The Economist: Birth, death and shopping

The rise and fall of the shopping mall

THE Southdale shopping centre in Minnesota has an atrium, a food court, fountains and acres of parking. Its shops include a Dairy Queen, a Victoria's Secret and a purveyor of comic T-shirts. It may not seem like a landmark, as important to architectural history as the Louvre or New York's Woolworth Building. But it is. “Ohmigod!” chimes a group of teenage girls, on learning that they are standing in the world's first true shopping mall. “That is the coolest thing anybody has said to us all day.”

In the past half century Southdale and its many imitators have transformed shopping habits, urban economies and teenage speech. America now has some 1,100 enclosed shopping malls, according to the International Council of Shopping Centres. Clones have appeared from Chennai to Martinique. Yet the mall's story is far from triumphal. Invented by a European socialist who hated cars and came to deride his own creation, it has a murky future. While malls continue to multiply outside America, they are gradually dying in the country that pioneered them. …


Comments

2 responses to “Birth, death and shopping”

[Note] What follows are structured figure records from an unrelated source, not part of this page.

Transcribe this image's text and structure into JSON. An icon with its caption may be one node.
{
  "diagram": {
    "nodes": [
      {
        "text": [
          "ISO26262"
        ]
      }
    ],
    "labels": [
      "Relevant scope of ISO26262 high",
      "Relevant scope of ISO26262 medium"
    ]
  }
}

  1. One of the malls here in Dayton experienced this very thing, where the local community declined, real estate went down and the quality of customers basically hit rock bottom for the stores, so as big names moved out, like Sears and others, libraries, police and other no-name stores moved in, which meant that the owners of the mall paid more the maintain the building than they brought in revenues so they tore the mall down.

  2. Thirty years ago the Kansas City area had at least nine vibrant indoor malls. (A tenth has been added.) Today, two have been demolished. KC government as about to take action to demolish a third one. Two more are virtually vacant. Only three are fully occupied and vibrant.